Dies hat nun noch einmal das LG München I (Urt. v. 24.06.2004 - Az.: 17 HK O 10389/04) bestätigt.

"Die Benutzung einer fremden Marke bzw. geschäftlichen Bezeichnung als Meta-Tag in den Quellcodes von Websites stellt eine rechtsverletzende Gebrauchshandlung gemäß § 14 Abs. 2 Nr. 2, 15 Abs. 2 MarkenG dar (...).

Durch die Unterbringung im Quellcode sollen die Suchmaschinen dazu veranlasst werden, bei Eingabe des Wortzeichens durch den Internetnutzer die Homepage des Verletzers auf der Trefferliste anzuzeigen, obwohl dieses Wortzeichen als Marke oder Geschäftsbezeichnung einem anderen Inhaber zugeordnet ist. (...)
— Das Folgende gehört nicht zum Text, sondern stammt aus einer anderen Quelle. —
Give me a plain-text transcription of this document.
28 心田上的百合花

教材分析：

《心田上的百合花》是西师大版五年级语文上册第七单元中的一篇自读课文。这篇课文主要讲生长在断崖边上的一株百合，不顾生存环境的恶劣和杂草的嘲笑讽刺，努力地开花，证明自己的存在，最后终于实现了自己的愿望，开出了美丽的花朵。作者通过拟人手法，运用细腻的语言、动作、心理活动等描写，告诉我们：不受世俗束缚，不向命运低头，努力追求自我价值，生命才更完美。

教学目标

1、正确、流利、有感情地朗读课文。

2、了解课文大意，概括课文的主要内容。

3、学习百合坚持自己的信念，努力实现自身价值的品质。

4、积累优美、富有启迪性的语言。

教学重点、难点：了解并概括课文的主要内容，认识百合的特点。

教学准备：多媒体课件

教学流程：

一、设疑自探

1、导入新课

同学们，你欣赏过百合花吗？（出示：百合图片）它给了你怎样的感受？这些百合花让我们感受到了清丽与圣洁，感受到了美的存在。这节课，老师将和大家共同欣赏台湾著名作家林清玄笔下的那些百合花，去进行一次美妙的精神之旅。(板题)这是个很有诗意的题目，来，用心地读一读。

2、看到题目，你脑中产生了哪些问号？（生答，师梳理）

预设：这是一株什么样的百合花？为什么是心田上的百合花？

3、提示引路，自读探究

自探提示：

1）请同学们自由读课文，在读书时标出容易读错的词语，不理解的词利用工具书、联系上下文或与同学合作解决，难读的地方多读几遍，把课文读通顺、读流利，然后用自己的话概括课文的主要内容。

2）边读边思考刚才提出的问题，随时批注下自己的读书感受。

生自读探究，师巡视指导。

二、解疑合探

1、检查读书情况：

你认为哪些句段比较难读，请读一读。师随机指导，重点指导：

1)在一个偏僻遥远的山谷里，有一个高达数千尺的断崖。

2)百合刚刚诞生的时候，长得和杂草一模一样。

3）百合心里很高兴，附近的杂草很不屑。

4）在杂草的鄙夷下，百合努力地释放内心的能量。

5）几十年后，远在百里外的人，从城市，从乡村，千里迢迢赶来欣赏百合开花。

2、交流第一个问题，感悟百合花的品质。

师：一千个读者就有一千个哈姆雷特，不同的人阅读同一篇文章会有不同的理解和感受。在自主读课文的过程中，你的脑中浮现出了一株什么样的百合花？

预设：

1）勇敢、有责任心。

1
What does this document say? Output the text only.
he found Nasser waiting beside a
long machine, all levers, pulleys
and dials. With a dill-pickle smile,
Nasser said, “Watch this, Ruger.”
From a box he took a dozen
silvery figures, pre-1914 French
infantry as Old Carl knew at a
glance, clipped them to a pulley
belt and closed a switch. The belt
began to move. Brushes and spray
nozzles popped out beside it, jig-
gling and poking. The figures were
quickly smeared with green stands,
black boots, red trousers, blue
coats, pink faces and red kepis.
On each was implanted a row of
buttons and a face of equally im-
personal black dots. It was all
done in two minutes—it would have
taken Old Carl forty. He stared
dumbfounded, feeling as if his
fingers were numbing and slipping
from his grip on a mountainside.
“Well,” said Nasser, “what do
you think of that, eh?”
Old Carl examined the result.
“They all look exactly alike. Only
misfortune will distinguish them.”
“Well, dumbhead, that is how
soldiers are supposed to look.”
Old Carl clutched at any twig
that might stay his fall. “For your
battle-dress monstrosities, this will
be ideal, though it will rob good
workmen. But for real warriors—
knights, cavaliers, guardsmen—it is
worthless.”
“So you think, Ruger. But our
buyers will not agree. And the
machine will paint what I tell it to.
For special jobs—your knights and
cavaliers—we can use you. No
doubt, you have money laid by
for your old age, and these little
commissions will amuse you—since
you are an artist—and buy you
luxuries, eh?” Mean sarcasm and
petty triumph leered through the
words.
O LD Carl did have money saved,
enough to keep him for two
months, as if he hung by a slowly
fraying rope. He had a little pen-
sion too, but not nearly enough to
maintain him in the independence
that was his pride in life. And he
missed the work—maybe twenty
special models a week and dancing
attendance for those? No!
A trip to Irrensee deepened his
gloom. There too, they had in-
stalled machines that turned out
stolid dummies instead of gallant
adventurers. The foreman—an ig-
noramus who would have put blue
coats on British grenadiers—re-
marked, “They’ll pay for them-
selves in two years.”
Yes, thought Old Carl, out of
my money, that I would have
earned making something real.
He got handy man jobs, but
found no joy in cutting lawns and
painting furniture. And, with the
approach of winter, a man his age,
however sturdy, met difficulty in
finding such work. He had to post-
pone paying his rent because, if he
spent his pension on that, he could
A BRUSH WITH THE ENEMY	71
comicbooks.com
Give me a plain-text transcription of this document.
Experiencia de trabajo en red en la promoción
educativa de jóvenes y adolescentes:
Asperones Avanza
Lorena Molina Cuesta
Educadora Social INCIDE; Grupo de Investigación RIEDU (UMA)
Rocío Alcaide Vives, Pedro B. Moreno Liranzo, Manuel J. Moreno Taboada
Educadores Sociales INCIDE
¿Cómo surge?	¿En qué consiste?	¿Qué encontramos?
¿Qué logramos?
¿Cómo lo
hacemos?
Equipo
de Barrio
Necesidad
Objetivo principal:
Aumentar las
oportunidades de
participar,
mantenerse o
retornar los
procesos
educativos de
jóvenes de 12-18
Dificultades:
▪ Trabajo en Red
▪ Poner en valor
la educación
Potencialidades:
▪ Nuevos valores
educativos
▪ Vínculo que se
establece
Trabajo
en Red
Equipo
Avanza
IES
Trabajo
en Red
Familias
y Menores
Da die Antragsgegnerin den Begriff "Impuls" im Quelltext ohne jeden Sinnzusammenhang mit verschiedenen Begriffen aus dem Versicherungsbereich kombiniert hat, handelt es sich um keine beschreibende Benutzung, sondern um eine markenmäßige bzw. kennzeichnende Benutzung in dem Sinn, als mit "Impuls" bestimmte Versicherungsdienstleistungen im Zusammenhang gebracht werden."


Lediglich das OLG Düsseldorf (Urt. v. 15.07.2003 - Az.: 20 U 21/03; Beschl. v. 17.02.2004 - Az.: I 20 U 104/03) ist anderer Ansicht und lehnt die Marken- und Wettbewerbsverletzung durch Meta-Tags ab.